Bir terör saldırısıyla daha sarsıldık ama teröristler bilmeli ki, yıkılmadık, kolay kolay da yıkılmayacağız. Kaba güce dayanan hiçbir fikir başarıya ulaşamaz. Er ya da geç kaybetmeye mahkumdur.
Yılbaşı gecesi, İstanbul'da, yerli-yabancı masum insanların hayatına kasteden hain terör, bu sefer bir eğlence merkezinde karşımıza çıktı. Hepimiz hayatını kaybedenlere rahmet, geride kalanlara sabır diledik. Bu tür olaylarda yaşamını kaybeden insanlar, uluslararası terörün, güçler arası mücadelenin gramerinde bir istatistik öğesi olarak yer alsa da, aslında onların her birinin hayalleri, beklentileri olan insanlar olduğunu biliyoruz. Tıpkı bizler gibi. Bu nedenle, bir yere bomba düştüğünde, verdiğimiz ilk tepki, insan kayıplarının güçler dengesindeki yeri değil, koskoca bir dünyanın yıkıldığı fikri üzerine kuruluyor, kurulmalı. Zira 'Kim bir insanı haksız yere öldürürse bütün insanlığı öldürmüş gibidir. Her kim bir can kurtarırsa bütün insanlığı kurtarmış gibidir' (Maide 32)
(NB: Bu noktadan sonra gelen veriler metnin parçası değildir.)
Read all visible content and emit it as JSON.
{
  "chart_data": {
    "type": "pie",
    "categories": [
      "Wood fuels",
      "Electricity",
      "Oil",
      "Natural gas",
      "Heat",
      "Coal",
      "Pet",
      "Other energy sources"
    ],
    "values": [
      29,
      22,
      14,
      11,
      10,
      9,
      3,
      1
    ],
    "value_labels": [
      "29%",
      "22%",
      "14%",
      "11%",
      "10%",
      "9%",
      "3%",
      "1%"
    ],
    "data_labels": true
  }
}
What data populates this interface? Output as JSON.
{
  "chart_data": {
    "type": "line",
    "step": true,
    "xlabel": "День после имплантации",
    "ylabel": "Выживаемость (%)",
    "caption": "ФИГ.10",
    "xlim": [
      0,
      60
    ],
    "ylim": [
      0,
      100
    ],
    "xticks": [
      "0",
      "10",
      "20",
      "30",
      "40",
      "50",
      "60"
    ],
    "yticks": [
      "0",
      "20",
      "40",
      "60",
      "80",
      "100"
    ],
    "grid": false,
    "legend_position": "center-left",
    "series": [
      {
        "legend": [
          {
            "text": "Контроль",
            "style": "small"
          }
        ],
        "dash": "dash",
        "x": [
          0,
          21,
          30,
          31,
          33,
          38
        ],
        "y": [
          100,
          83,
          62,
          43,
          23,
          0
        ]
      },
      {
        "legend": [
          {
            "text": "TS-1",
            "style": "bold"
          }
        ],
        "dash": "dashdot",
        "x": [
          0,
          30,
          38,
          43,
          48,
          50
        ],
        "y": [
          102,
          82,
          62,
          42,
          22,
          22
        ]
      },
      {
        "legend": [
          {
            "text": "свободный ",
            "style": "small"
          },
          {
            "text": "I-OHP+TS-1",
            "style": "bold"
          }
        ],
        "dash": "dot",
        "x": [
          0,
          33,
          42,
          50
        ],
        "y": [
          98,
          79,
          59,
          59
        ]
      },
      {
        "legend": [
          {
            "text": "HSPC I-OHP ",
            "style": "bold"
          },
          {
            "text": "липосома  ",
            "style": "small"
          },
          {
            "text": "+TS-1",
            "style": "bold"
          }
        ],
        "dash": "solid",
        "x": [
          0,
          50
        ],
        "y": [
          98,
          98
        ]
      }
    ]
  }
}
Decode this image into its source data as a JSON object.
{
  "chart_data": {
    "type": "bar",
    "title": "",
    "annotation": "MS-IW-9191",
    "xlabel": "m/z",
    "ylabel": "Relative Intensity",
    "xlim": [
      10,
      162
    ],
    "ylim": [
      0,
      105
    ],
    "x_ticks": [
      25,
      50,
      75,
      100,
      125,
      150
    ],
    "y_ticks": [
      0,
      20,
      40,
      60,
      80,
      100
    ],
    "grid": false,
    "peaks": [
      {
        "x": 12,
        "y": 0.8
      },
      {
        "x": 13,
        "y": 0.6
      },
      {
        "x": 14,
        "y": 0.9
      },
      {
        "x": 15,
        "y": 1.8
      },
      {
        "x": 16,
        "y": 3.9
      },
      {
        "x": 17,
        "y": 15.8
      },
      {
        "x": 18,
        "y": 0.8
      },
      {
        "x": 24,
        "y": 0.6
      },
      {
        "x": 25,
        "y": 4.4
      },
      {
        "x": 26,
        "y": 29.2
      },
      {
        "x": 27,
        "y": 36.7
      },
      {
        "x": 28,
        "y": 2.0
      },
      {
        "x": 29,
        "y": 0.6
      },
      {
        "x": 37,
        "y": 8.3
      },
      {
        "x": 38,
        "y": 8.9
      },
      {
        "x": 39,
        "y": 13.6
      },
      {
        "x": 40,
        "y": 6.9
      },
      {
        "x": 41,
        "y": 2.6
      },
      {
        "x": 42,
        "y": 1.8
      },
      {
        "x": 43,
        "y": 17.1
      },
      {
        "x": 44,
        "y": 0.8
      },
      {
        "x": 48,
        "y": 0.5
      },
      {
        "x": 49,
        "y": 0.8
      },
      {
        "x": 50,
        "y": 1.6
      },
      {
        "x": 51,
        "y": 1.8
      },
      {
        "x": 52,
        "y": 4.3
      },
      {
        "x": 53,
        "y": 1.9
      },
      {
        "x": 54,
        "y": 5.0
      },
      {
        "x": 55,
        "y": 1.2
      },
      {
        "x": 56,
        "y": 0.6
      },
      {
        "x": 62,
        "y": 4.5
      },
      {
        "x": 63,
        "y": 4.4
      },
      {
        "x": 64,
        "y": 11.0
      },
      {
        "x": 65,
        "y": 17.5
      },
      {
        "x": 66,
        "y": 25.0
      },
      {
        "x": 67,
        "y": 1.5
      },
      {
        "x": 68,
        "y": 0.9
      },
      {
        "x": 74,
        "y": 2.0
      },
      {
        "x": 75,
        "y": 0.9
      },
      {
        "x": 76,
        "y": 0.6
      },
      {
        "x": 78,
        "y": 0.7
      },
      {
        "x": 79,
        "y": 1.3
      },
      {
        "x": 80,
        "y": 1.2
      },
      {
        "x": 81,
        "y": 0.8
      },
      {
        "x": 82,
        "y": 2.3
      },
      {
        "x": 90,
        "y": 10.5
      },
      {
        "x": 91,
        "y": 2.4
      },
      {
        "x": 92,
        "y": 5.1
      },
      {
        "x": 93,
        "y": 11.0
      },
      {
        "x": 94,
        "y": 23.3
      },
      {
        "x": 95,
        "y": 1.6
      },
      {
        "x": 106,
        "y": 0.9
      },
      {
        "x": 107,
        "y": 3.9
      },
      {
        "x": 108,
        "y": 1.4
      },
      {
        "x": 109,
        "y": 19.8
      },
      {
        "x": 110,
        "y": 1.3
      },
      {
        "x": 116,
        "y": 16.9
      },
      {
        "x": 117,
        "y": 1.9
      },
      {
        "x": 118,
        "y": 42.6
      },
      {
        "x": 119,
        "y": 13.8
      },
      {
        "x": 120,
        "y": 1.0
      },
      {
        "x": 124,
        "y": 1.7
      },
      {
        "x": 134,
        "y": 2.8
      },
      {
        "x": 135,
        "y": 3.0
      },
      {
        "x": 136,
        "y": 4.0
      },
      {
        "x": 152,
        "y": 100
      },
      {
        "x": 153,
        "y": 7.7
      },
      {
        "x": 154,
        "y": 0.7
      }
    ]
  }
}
Fakat dünya öylesine hoyrat bir yere dönüştü ki, ne yazık ki, bu insani tavrın yokluğu, bizi aynı zamanda bir hissiyat terörüne de götürüyor. Tüm insani hasletlerimizi yitiriyoruz. Bir insanın ölümü, bir çocuğun yetim kalışı, bir annenin acısı, terörize olmuş ruhlarımızı empatiden dahi alıkoyuyor. Bu nedenle yaşarken yaptığımız gibi ölürken de ayrımcılık yapıyoruz. Toplumsal hayatın aynasında kendimize bakalım; ölümde ayrımcılık yapmak ne kadar kötü görünüyorsa, aslında yaşarken yaptığımız ayrımcılıklar da o kadar kötü.